Tabs, i.e. multiple screen masks within a single container and a navigational widget, can be used to group single tables logically and ease access. Another approach is to mark an item in one table and see links to related items in other forms. This requires efficient design solutions for backward and forward navigation, e.g. breadcrumbs.
Larger datasets might not be presentable in a single table row. Possible approaches would be folding out entries on demand or displaying detailed data of a marked entry in an overlay panel. Search options have to be available and should support phonetic search. By doing this, search results would be returned that sound similar to the given term. This might be important because incident commanders might not know correct spelling of some search terms, e.g. last names, or make typing errors while having serious time pressure. Moreover, in favor of searching by entering data freely, filter mechanisms should be implemented, if the range of values is limited. They would only offer proper values. Activated filters must be clearly visible, e.g. by changed background colors or other visual hints. Otherwise, the subset of displayed datasets could be perceived as the total set. Temporarily marking favorites, e.g. in terms of patients to remember, can be a feature to relieve incident commanders’ working memory and allow them to continue tasks later on more easily.
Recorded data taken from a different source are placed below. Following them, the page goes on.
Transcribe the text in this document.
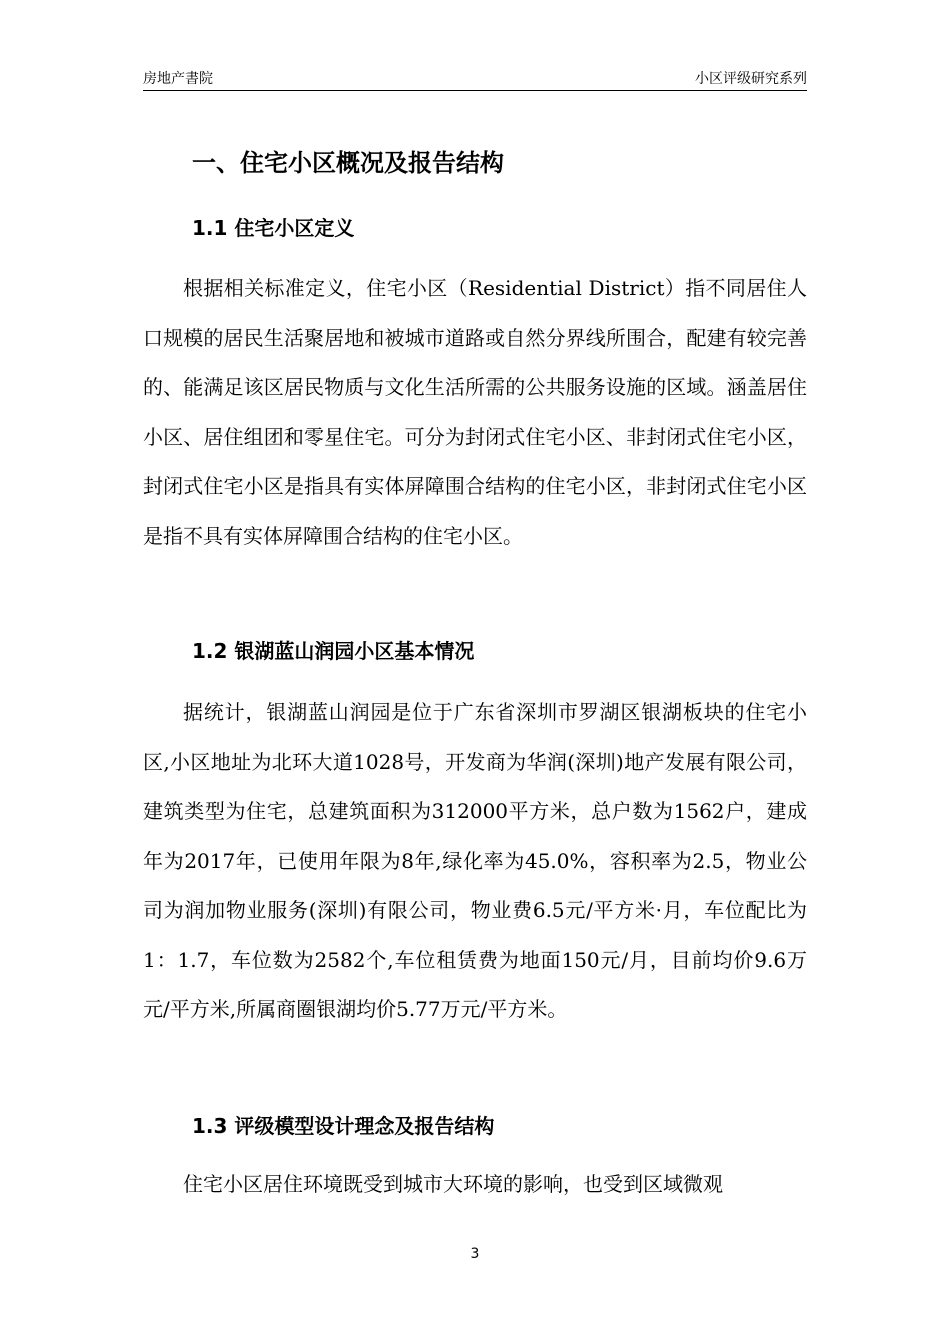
房地产書院	小区评级研究系列
一、住宅小区概况及报告结构
1.1 住宅小区定义

根据相关标准定义，住宅小区（Residential District）指不同居住人口规模的居民生活聚居地和被城市道路或自然分界线所围合，配建有较完善的、能满足该区居民物质与文化生活所需的公共服务设施的区域。涵盖居住小区、居住组团和零星住宅。可分为封闭式住宅小区、非封闭式住宅小区，封闭式住宅小区是指具有实体屏障围合结构的住宅小区，非封闭式住宅小区是指不具有实体屏障围合结构的住宅小区。

1.2 银湖蓝山润园小区基本情况

据统计，银湖蓝山润园是位于广东省深圳市罗湖区银湖板块的住宅小区,小区地址为北环大道1028号，开发商为华润(深圳)地产发展有限公司，建筑类型为住宅，总建筑面积为312000平方米，总户数为1562户，建成年为2017年，已使用年限为8年,绿化率为45.0%，容积率为2.5，物业公司为润加物业服务(深圳)有限公司，物业费6.5元/平方米·月，车位配比为1：1.7，车位数为2582个,车位租赁费为地面150元/月，目前均价9.6万元/平方米,所属商圈银湖均价5.77万元/平方米。

1.3 评级模型设计理念及报告结构

住宅小区居住环境既受到城市大环境的影响，也受到区域微观

3
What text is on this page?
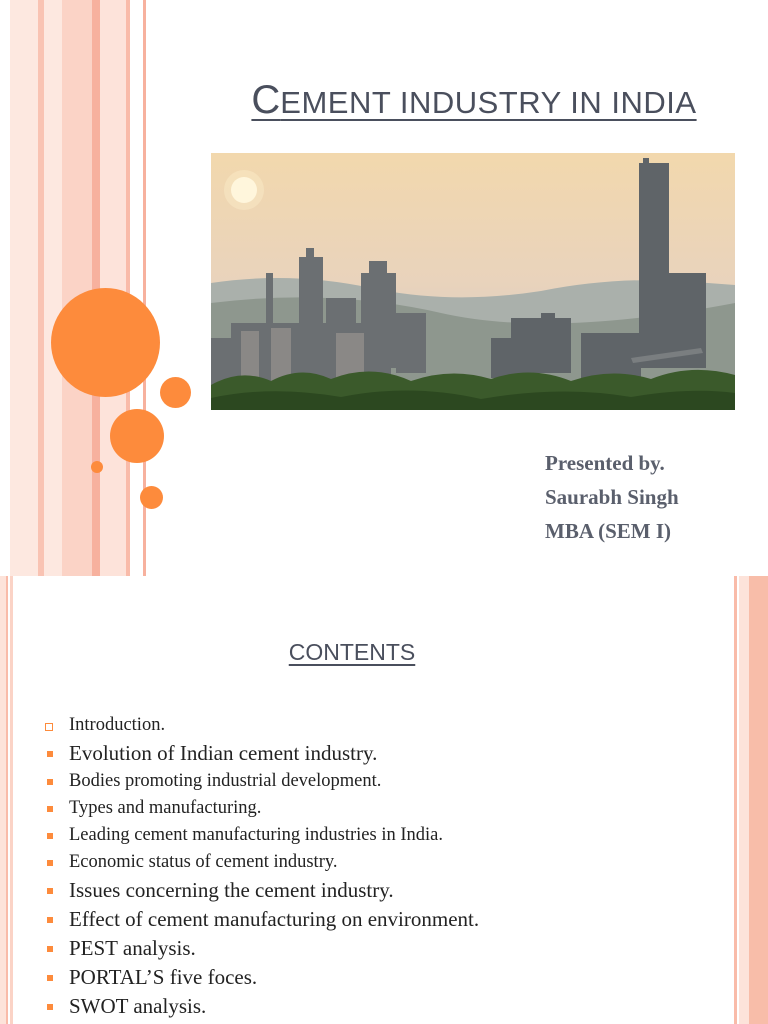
CEMENT INDUSTRY IN INDIA
Presented by.
Saurabh Singh
MBA (SEM I)
CONTENTS
Introduction.
Evolution of Indian cement industry.
Bodies promoting industrial development.
Types and manufacturing.
Leading cement manufacturing industries in India.
Economic status of cement industry.
Issues concerning the cement industry.
Effect of cement manufacturing on environment.
PEST analysis.
PORTAL’S five foces.
SWOT analysis.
With respect to browsing larger datasets, paging and continuous scrolling are basic options. While the latter one is the most prevalent at mobile devices in general, we observed some difficulties with pen-enabled devices. Some users slipped of the surface while trying to move the pen up or down. Such difficulties could increase stress levels. Therefore, we recommend implementing a more fail-safe paging solution–at least in addition to the other one. Regardless of the approach, all interaction elements should offer a sufficient target area in order to deal with pen interaction challenges like occlusion.
Charts and maps
The number of patients in specific triage category is one of the most important chunks of information for incident commanders. In addition to tabular or textual visualizations, bar charts can be an appropriate design solution. During our workshops we presented four drafts differing in the number of categories and labeling (Fig. 7) to 36 EMS employees. We asked for their favorite or a self-created version. While 2 responses were ambiguous, 34 could be evaluated. The 3 most preferred versions got 9, 6 and 5 votes, respectively. 5 participants created their own solution. Allowing for minor modifications, e.g. position of labels, one version got 14 votes. The drafts were subject of controversial discussion. They enabled us to better match our conceptual model with their mental model beyond the use cases associated with the actual chart.
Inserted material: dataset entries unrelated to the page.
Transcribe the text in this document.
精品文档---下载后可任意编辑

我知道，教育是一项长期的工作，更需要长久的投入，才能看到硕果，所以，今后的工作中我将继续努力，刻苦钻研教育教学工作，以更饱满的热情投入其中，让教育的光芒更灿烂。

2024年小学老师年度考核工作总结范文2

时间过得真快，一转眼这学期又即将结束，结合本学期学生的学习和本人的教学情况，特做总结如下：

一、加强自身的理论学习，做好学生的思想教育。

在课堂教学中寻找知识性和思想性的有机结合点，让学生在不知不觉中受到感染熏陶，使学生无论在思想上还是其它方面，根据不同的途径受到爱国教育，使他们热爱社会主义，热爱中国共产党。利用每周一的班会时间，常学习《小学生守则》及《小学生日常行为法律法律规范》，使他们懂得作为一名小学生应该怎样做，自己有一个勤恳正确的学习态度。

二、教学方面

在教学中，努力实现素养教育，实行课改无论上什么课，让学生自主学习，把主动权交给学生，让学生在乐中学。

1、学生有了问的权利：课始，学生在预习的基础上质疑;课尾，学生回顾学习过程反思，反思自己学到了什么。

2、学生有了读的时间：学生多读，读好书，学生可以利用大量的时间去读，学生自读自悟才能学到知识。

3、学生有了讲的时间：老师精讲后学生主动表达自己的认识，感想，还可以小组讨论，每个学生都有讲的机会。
Using location-based services by tracking casualties, EMS employees or vehicles and visualizing them on maps looks promising but raises issues of reliability. Both tracking inaccuracies (e.g. in buildings, under bridges) and loss or removal of locatable items (e.g. by casualties in a state of shock) could result in inaccurate data. Such data would be worse than none at all. More or less stationary information (e.g. territorial allocation of operation areas) can be represented more reliable (Fig. 8).
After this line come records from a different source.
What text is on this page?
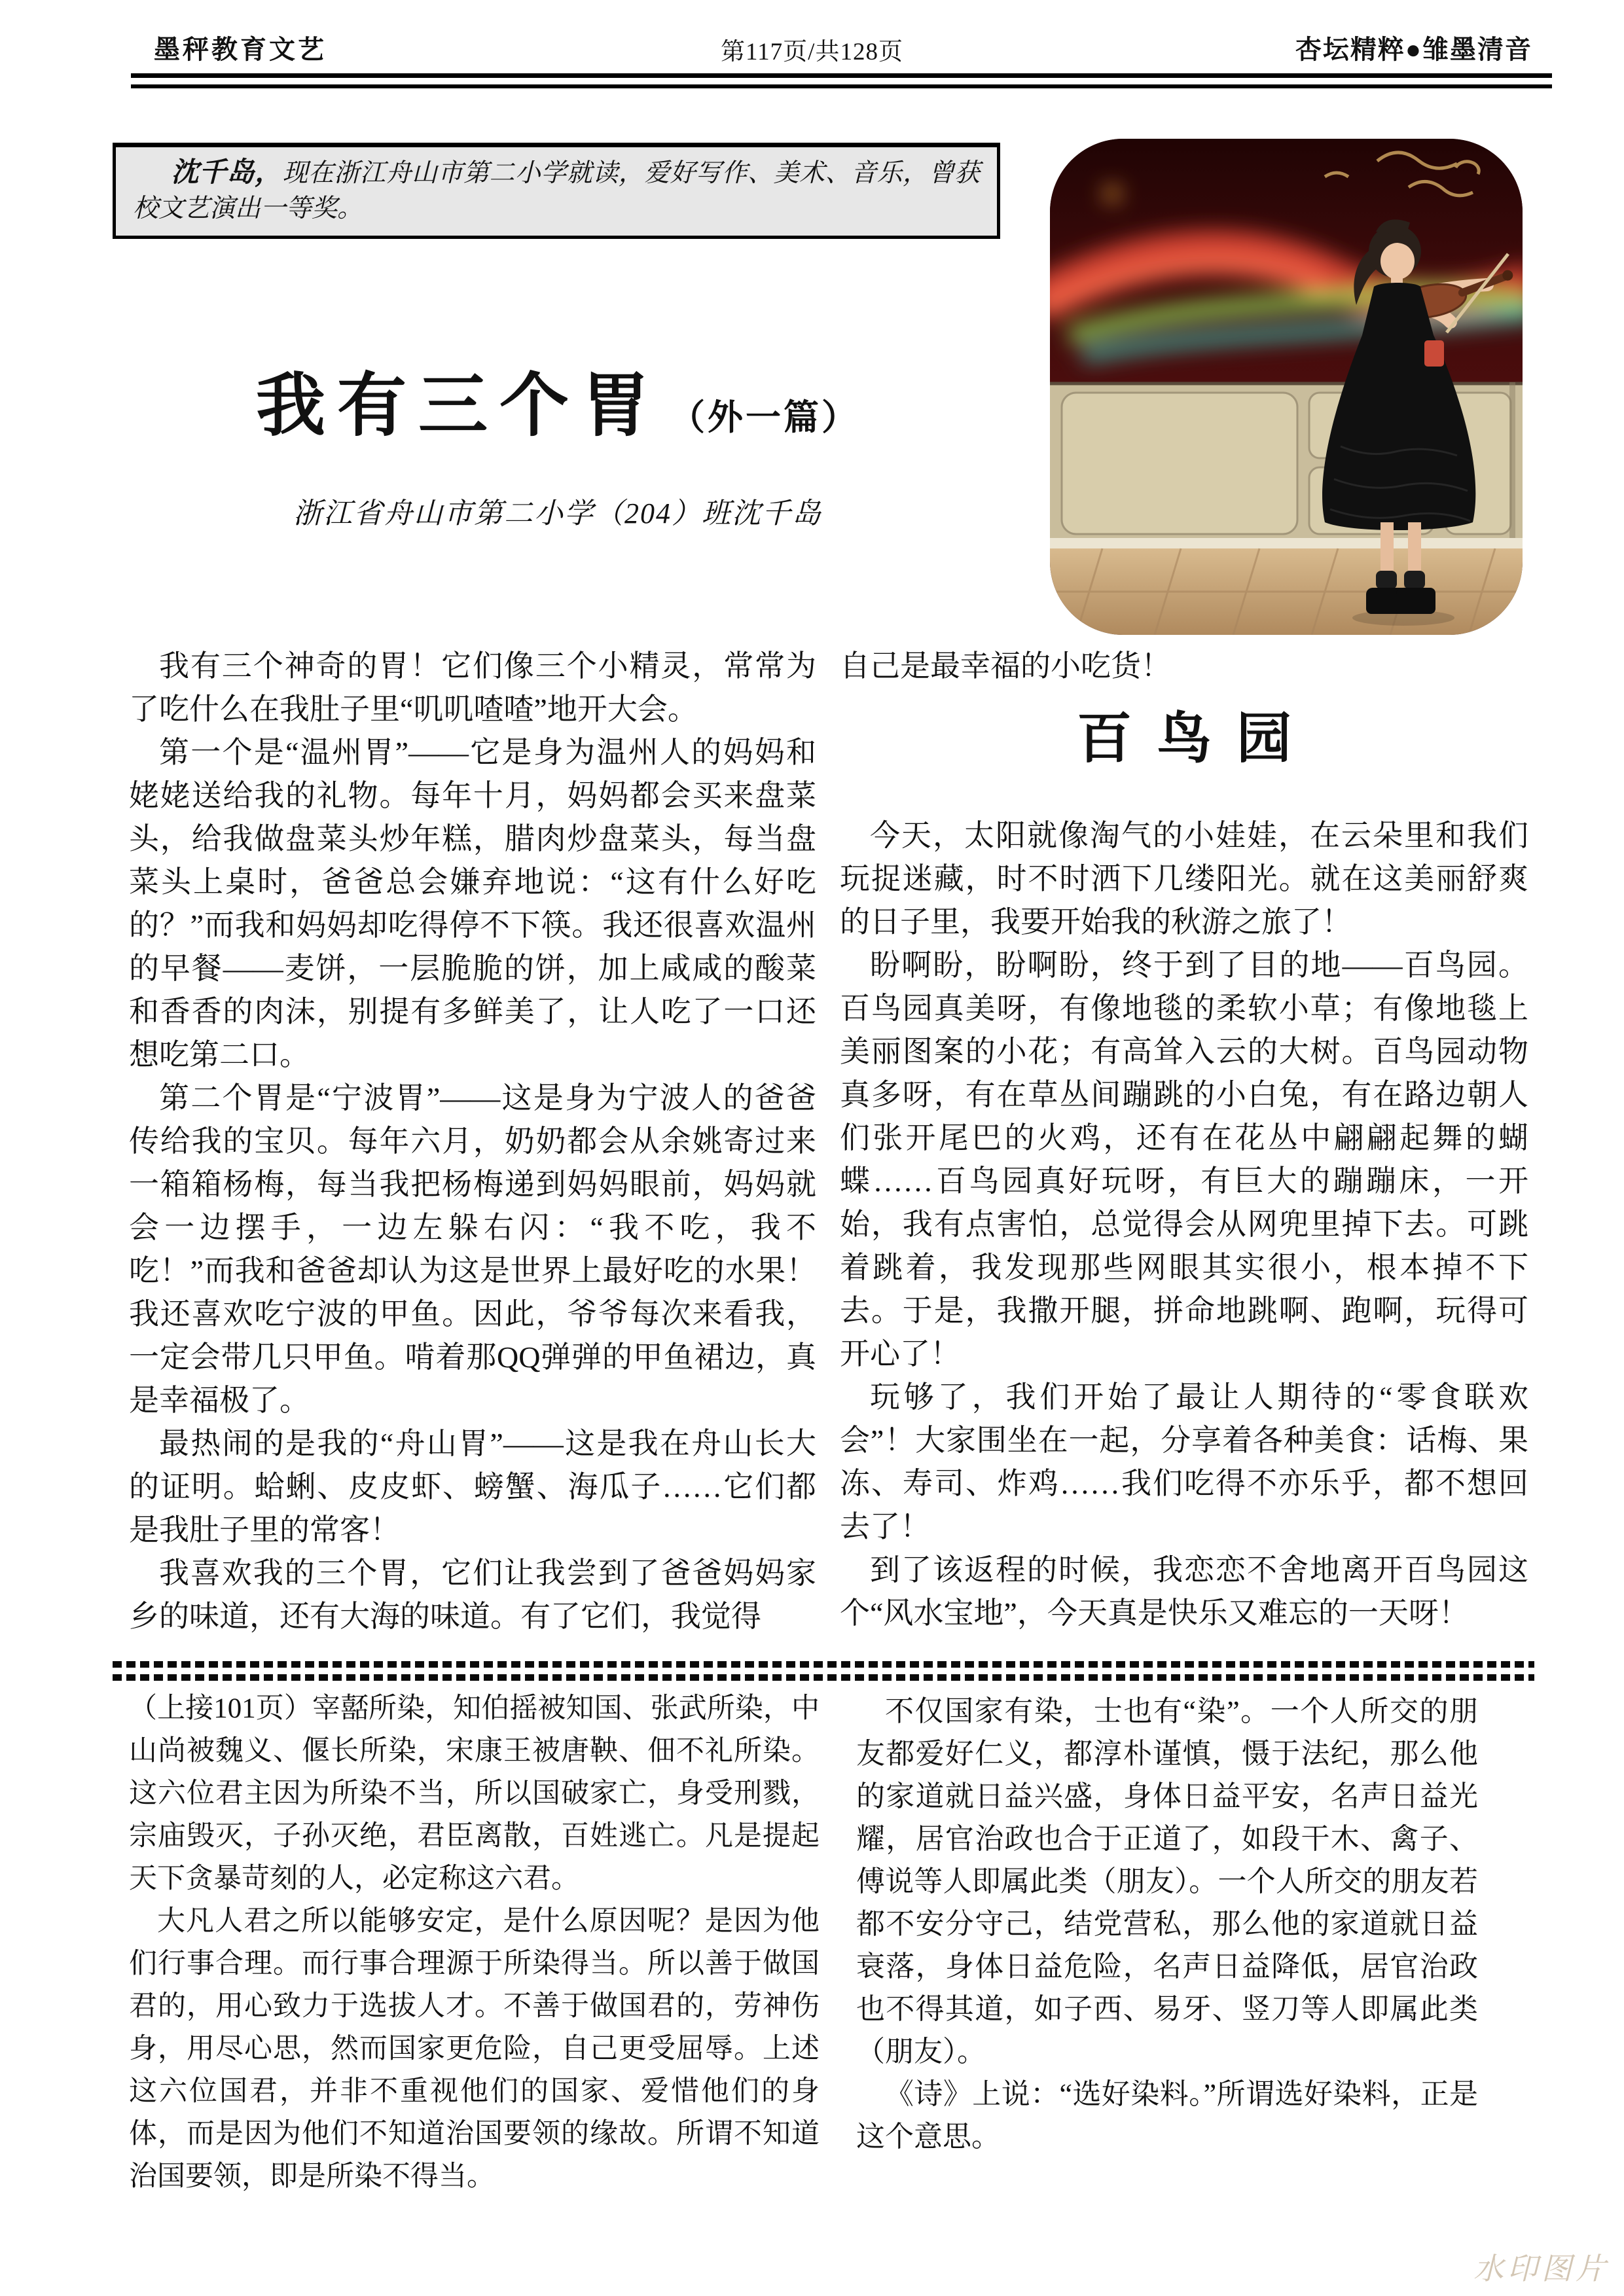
墨秤教育文艺	第117页/共128页	杏坛精粹●雏墨清音

沈千岛，现在浙江舟山市第二小学就读，爱好写作、美术、音乐，曾获校文艺演出一等奖。

我有三个胃 （外一篇）
浙江省舟山市第二小学（204）班沈千岛

我有三个神奇的胃！它们像三个小精灵，常常为了吃什么在我肚子里“叽叽喳喳”地开大会。

第一个是“温州胃”——它是身为温州人的妈妈和姥姥送给我的礼物。每年十月，妈妈都会买来盘菜头，给我做盘菜头炒年糕，腊肉炒盘菜头，每当盘菜头上桌时，爸爸总会嫌弃地说：“这有什么好吃的？”而我和妈妈却吃得停不下筷。我还很喜欢温州的早餐——麦饼，一层脆脆的饼，加上咸咸的酸菜和香香的肉沫，别提有多鲜美了，让人吃了一口还想吃第二口。

第二个胃是“宁波胃”——这是身为宁波人的爸爸传给我的宝贝。每年六月，奶奶都会从余姚寄过来一箱箱杨梅，每当我把杨梅递到妈妈眼前，妈妈就会一边摆手，一边左躲右闪：“我不吃，我不吃！”而我和爸爸却认为这是世界上最好吃的水果！我还喜欢吃宁波的甲鱼。因此，爷爷每次来看我，一定会带几只甲鱼。啃着那QQ弹弹的甲鱼裙边，真是幸福极了。

最热闹的是我的“舟山胃”——这是我在舟山长大的证明。蛤蜊、皮皮虾、螃蟹、海瓜子……它们都是我肚子里的常客！

我喜欢我的三个胃，它们让我尝到了爸爸妈妈家乡的味道，还有大海的味道。有了它们，我觉得

自己是最幸福的小吃货！

百鸟园

今天，太阳就像淘气的小娃娃，在云朵里和我们玩捉迷藏，时不时洒下几缕阳光。就在这美丽舒爽的日子里，我要开始我的秋游之旅了！

盼啊盼，盼啊盼，终于到了目的地——百鸟园。百鸟园真美呀，有像地毯的柔软小草；有像地毯上美丽图案的小花；有高耸入云的大树。百鸟园动物真多呀，有在草丛间蹦跳的小白兔，有在路边朝人们张开尾巴的火鸡，还有在花丛中翩翩起舞的蝴蝶……百鸟园真好玩呀，有巨大的蹦蹦床，一开始，我有点害怕，总觉得会从网兜里掉下去。可跳着跳着，我发现那些网眼其实很小，根本掉不下去。于是，我撒开腿，拼命地跳啊、跑啊，玩得可开心了！

玩够了，我们开始了最让人期待的“零食联欢会”！大家围坐在一起，分享着各种美食：话梅、果冻、寿司、炸鸡……我们吃得不亦乐乎，都不想回去了！

到了该返程的时候，我恋恋不舍地离开百鸟园这个“风水宝地”，今天真是快乐又难忘的一天呀！

（上接101页）宰嚭所染，知伯摇被知国、张武所染，中山尚被魏义、偃长所染，宋康王被唐鞅、佃不礼所染。这六位君主因为所染不当，所以国破家亡，身受刑戮，宗庙毁灭，子孙灭绝，君臣离散，百姓逃亡。凡是提起天下贪暴苛刻的人，必定称这六君。

大凡人君之所以能够安定，是什么原因呢？是因为他们行事合理。而行事合理源于所染得当。所以善于做国君的，用心致力于选拔人才。不善于做国君的，劳神伤身，用尽心思，然而国家更危险，自己更受屈辱。上述这六位国君，并非不重视他们的国家、爱惜他们的身体，而是因为他们不知道治国要领的缘故。所谓不知道治国要领，即是所染不得当。

不仅国家有染，士也有“染”。一个人所交的朋友都爱好仁义，都淳朴谨慎，慑于法纪，那么他的家道就日益兴盛，身体日益平安，名声日益光耀，居官治政也合于正道了，如段干木、禽子、傅说等人即属此类（朋友）。一个人所交的朋友若都不安分守己，结党营私，那么他的家道就日益衰落，身体日益危险，名声日益降低，居官治政也不得其道，如子西、易牙、竖刀等人即属此类（朋友）。

《诗》上说：“选好染料。”所谓选好染料，正是这个意思。

水印图片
Data exchange with geographic information systems in emergency control rooms or command vehicles might be necessary. Moreover, some incident commanders and EMS managers expressed reservations about modifying situation maps by multiple actors. They were strongly in favor of a read-only mode for co-workers in the field.
Personal notes
Personal note-taking should always be possible and could be realized easily on a pen-enabled tablet PC. A digital notepad within reach of every screen mask can be a first step. It should support both handwriting recognition and freehand drawing. Advanced solutions could offer more shortcuts, e.g. for creating tables or marking entries in different colors, or support annotations of pre-defined user interface components, e.g. a digital triage tag with notes about the patient.